Das Dilemma für den Staat liegt darin, dass infolge der Krise immer mehr Studierende anspruchsberechtigt sind, weil ihre Eltern durch Arbeitsplatzverluste unter die entsprechende Einkommensgrenze von 350 000 Rand (20 000 Euro) pro Jahr und Haushalt gerutscht sind. Schon zuvor hatten allerdings Mittel für diejenigen gefehlt, deren Familien zwar etwas zu hohe Einkommen hatten, die teils exorbitanten Gebühren aber dennoch nicht aufbringen konnten. An den führenden Universitäten kostet ein Bachelorstudium jährlich durchschnittlich zwischen 40 000 und 60 000 Rand, manche Fachrichtungen wie beispielsweise Medizin sind allerdings nahezu doppelt so teuer. Zudem wurden 2017, als der damalige Präsident Jacob Zuma die Gebührenübernahme für Studierende aus armen Haushalten einführte, die Altschulden der bereits Eingeschriebenen nicht gestrichen.

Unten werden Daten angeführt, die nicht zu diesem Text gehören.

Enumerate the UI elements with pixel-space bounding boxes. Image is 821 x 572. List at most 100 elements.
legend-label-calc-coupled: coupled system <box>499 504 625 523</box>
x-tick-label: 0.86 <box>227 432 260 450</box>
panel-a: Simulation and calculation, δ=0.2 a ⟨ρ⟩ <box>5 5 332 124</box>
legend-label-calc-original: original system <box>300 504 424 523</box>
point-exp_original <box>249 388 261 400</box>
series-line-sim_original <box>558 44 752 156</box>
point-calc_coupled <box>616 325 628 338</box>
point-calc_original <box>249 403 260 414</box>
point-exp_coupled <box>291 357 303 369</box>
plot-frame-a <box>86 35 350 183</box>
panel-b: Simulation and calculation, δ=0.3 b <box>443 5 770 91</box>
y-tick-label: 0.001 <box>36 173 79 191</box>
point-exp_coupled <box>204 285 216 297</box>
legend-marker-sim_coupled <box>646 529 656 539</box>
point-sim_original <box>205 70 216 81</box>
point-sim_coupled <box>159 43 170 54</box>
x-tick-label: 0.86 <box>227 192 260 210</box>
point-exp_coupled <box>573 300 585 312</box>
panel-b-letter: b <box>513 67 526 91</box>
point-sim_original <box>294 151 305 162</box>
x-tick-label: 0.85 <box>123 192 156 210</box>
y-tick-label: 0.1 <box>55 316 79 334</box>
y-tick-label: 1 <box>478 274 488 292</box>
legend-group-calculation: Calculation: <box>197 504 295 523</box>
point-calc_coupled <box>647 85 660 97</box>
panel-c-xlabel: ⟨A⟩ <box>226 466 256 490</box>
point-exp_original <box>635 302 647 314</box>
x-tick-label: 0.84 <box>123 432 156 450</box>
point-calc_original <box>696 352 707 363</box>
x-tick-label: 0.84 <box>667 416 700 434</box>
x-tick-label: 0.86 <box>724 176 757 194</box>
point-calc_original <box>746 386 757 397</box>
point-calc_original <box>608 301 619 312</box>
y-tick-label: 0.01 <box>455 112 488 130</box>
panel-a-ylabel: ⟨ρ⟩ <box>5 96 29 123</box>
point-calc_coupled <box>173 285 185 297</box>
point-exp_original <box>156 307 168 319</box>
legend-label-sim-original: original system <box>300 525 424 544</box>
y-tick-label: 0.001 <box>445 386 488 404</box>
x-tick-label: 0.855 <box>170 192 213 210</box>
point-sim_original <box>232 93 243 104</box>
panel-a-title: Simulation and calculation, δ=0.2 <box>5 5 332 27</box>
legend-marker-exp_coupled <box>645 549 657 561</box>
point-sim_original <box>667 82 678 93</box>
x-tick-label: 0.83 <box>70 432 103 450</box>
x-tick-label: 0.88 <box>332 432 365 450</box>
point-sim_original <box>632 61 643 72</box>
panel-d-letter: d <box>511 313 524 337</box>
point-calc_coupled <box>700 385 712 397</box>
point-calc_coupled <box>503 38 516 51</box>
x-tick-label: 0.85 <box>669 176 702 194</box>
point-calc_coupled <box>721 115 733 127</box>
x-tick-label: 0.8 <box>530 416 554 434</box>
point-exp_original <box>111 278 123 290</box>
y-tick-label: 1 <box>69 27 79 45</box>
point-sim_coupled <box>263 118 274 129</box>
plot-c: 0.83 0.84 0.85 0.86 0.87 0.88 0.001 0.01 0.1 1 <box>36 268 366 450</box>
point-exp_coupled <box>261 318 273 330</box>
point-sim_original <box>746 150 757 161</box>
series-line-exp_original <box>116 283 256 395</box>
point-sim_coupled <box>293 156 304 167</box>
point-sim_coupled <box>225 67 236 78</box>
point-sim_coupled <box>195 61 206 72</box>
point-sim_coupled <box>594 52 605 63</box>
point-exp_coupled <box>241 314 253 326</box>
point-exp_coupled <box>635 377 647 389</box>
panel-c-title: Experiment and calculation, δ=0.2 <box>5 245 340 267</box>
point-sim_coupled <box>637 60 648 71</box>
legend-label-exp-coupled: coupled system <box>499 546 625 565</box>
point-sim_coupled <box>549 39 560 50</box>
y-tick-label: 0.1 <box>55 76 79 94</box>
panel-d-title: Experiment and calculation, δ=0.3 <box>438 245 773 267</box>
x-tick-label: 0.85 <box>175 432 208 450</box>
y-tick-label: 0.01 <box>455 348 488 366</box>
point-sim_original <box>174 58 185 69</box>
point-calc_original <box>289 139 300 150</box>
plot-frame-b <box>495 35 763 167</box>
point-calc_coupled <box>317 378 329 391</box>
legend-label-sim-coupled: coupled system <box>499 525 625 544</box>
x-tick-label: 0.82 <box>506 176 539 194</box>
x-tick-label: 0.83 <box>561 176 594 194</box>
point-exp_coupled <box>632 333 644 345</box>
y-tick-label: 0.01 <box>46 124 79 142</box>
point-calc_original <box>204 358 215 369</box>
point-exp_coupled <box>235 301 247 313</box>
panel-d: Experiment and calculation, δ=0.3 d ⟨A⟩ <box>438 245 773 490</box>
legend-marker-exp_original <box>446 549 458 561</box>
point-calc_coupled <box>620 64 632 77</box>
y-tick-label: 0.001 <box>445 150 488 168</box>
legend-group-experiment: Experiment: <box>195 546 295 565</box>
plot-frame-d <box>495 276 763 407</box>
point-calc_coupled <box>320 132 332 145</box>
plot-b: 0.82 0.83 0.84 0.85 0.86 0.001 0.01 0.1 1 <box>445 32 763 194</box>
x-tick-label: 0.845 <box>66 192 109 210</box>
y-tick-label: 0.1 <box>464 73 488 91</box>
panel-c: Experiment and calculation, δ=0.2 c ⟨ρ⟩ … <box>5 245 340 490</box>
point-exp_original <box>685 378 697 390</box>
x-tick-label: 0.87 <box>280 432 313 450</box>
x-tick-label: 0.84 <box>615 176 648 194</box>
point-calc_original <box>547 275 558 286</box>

Studierende brechen mit dem ANC

Zuma, der noch 2015 die Studierendenproteste gegen Gebührenerhöhungen niederknüppeln ließ, nutzte zwei Jahre später die Ankündigung des gebührenfreien Studiums für Arme als letzte Trumpfkarte, um einen Rücktritt wegen schwerer Korruptionsvorwürfe abzuwenden. Doch es half ihm nichts, im Februar 2018 musste er sein Amt niederlegen.

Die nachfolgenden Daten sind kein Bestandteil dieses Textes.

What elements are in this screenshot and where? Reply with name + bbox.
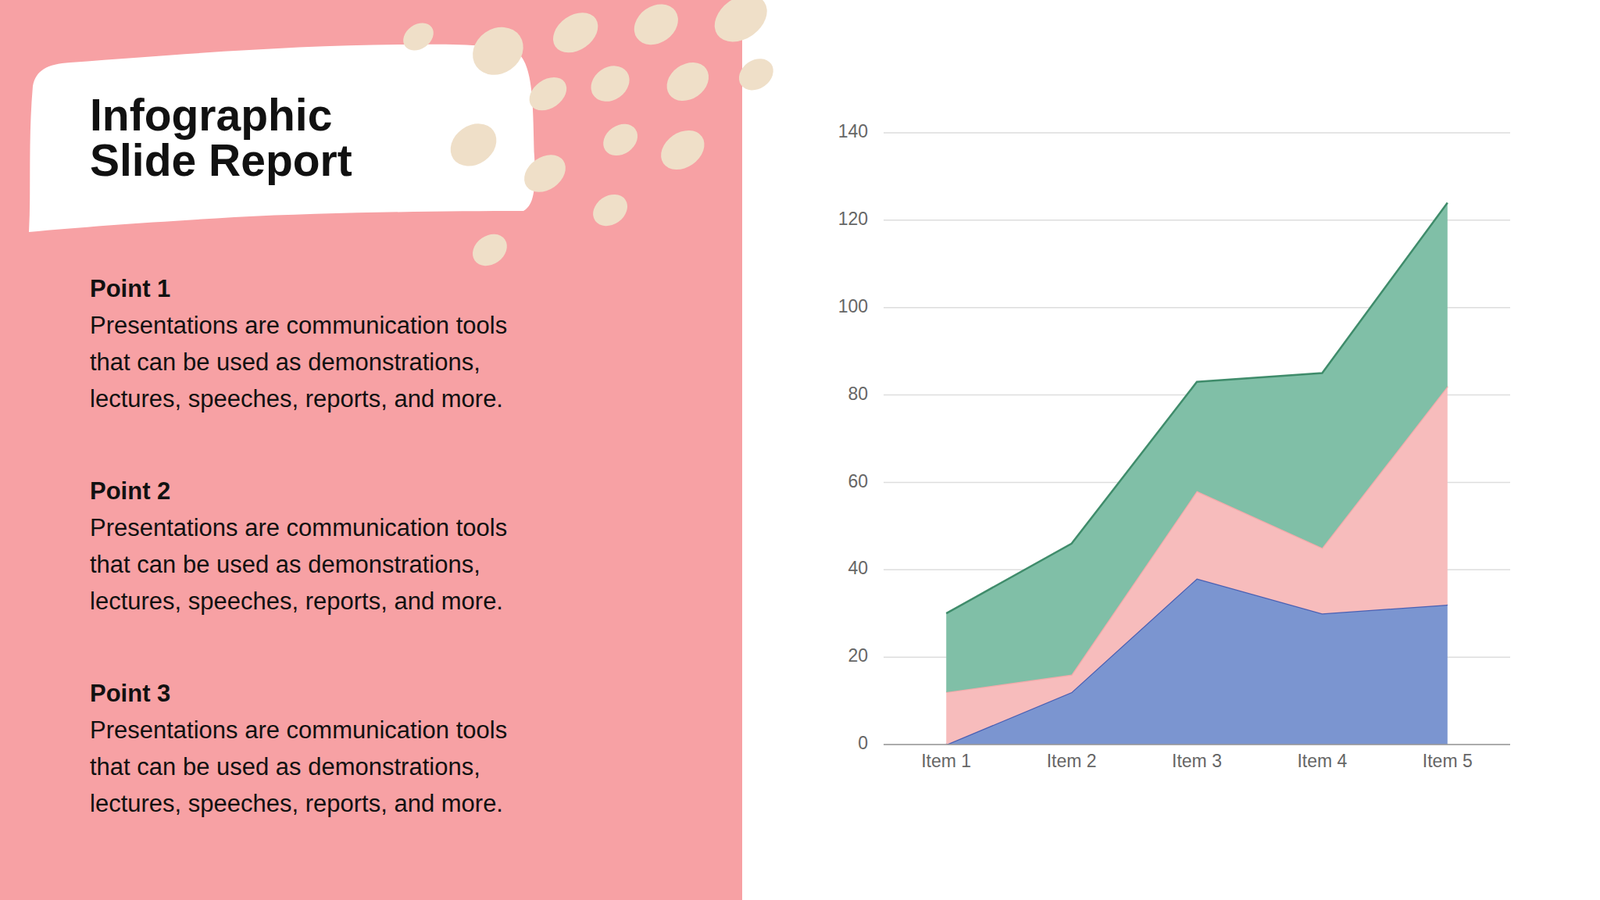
title: InfographicSlide Report [89,92,353,183]
x-tick-label: Item 3 [1171,750,1222,772]
point: Point 3Presentations are communication t… [89,675,516,822]
grid-line [883,743,1511,746]
y-tick-label: 40 [847,557,868,579]
oval [705,0,776,52]
oval [466,228,513,273]
oval [626,0,686,54]
oval [463,17,533,85]
x-tick-label: Item 5 [1422,750,1473,772]
y-tick-label: 60 [847,471,868,492]
x-axis [883,743,1511,746]
title-brush [28,44,536,233]
title-line: Slide Report [89,137,353,183]
oval [653,122,712,179]
y-tick-label: 0 [857,732,868,754]
grid-line [883,219,1511,222]
oval [659,54,717,109]
y-tick-label: 100 [838,296,868,317]
grid-line [883,132,1511,134]
oval [523,70,574,118]
oval [545,4,606,61]
point-text: Presentations are communication tools th… [89,711,516,822]
point-heading: Point 1 [89,270,516,308]
oval [442,114,505,175]
point-text: Presentations are communication tools th… [89,307,516,418]
title-line: Infographic [89,92,353,138]
oval [397,17,439,57]
oval [584,58,637,109]
x-tick-label: Item 1 [921,750,972,772]
y-tick-label: 120 [838,208,868,229]
oval [732,52,779,97]
point-heading: Point 2 [89,472,516,510]
point: Point 1Presentations are communication t… [89,270,516,418]
oval [596,117,643,162]
point-text: Presentations are communication tools th… [89,509,516,620]
point: Point 2Presentations are communication t… [89,472,516,620]
oval [586,188,633,233]
oval [517,146,573,200]
point-heading: Point 3 [89,675,516,712]
x-tick-label: Item 4 [1296,750,1347,772]
area [946,202,1448,692]
area-edge [946,202,1448,614]
y-tick-label: 80 [847,383,868,404]
y-tick-label: 20 [847,645,868,666]
areas [946,202,1448,745]
y-tick-label: 140 [838,121,868,142]
x-tick-label: Item 2 [1046,750,1097,772]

Nachdem sie fast ein Jahrzehnt lang hemmungslos die Staatskasse geplündert hatte, spielen der Altpräsident und seine Gefolgsleute sich heute als Rächer der Entrechten auf. Als die Studierenden kürzlich vor die Parteizentrale zogen, sprach ANC-Generalsekretär Ace Magashule, ein Zuma-Mann und derzeit selbst angeklagt, weil er sich bei der - letztlich überhaupt nicht erfolgten - Asbestsanierung von Sozialwohnungen bedient haben soll, ihnen gar Mut zu. Sie sollten weiterdemonstrieren, bis ihre Forderungen erfüllt würden, tönte der Inhaber des höchsten Amtes der Regierungspartei allen Ernstes.

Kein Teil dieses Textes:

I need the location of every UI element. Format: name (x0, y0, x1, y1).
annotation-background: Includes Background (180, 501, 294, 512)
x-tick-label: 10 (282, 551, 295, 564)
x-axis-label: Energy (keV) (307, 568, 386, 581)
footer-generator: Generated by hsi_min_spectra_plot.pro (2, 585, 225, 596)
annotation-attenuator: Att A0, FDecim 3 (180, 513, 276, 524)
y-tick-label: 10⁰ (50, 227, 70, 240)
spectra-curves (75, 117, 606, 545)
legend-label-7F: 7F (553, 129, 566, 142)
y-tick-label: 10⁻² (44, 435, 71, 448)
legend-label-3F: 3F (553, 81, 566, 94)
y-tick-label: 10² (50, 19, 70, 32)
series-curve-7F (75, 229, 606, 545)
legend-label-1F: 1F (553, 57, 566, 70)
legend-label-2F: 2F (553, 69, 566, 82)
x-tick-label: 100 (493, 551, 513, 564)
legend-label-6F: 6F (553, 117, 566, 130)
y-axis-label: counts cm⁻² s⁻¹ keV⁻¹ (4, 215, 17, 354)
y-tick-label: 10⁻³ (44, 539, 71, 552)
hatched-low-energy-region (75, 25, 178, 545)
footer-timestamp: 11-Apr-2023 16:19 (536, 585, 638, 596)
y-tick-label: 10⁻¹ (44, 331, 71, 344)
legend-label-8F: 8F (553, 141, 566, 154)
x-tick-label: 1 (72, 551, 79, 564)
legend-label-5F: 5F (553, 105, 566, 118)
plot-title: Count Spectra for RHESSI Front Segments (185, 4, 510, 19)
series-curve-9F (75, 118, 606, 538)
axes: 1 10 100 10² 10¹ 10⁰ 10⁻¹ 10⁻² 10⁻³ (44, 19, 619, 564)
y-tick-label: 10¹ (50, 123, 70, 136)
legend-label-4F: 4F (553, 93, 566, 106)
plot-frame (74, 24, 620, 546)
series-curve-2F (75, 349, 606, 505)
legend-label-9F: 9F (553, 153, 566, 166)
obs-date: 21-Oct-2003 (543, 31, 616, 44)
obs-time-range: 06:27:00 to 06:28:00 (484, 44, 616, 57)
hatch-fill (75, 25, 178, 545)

Die Studierenden werden so zu Bauernopfern der parteiinternen Grabenkämpfe zwischen der neoliberalen Kürzungsfraktion von Präsident Cyril Ramaphosa auf der einen und dem Zuma-Magashule-Lager auf der anderen Seite. Bereit, dieses zynische Spiel noch länger mitzuspielen, scheinen sie jedoch nicht. Der Protest hat längst auch eine größere politische Dimension angenommen. Wenn der ANC nicht die Chance auf ein besseres Leben garantieren kann, dann ist er für viele Studierende nicht mehr Teil der Lösung, sondern Teil des Problems. »Der ANC muss fallen«, forderte eine Studentin auf dem Treffen in Kapstadt deshalb und erhielt reichlich Beifall. Ihre Wortwahl erinnerte dabei nicht zufällig an die Proteste 2015, als Studierende ursprünglich den Fall der Statue des Kolonialherren Cecil John Rhodes - und anschließend die Abschaffung von Studiengebühren - verlangten. Rhodes ist damals tatsächlich gefallen, der ANC ist noch an der Macht. Aber noch in diesem Jahr stehen landesweit Kommunalwahlen an. Für den ANC könnten die zu einem Desaster werden.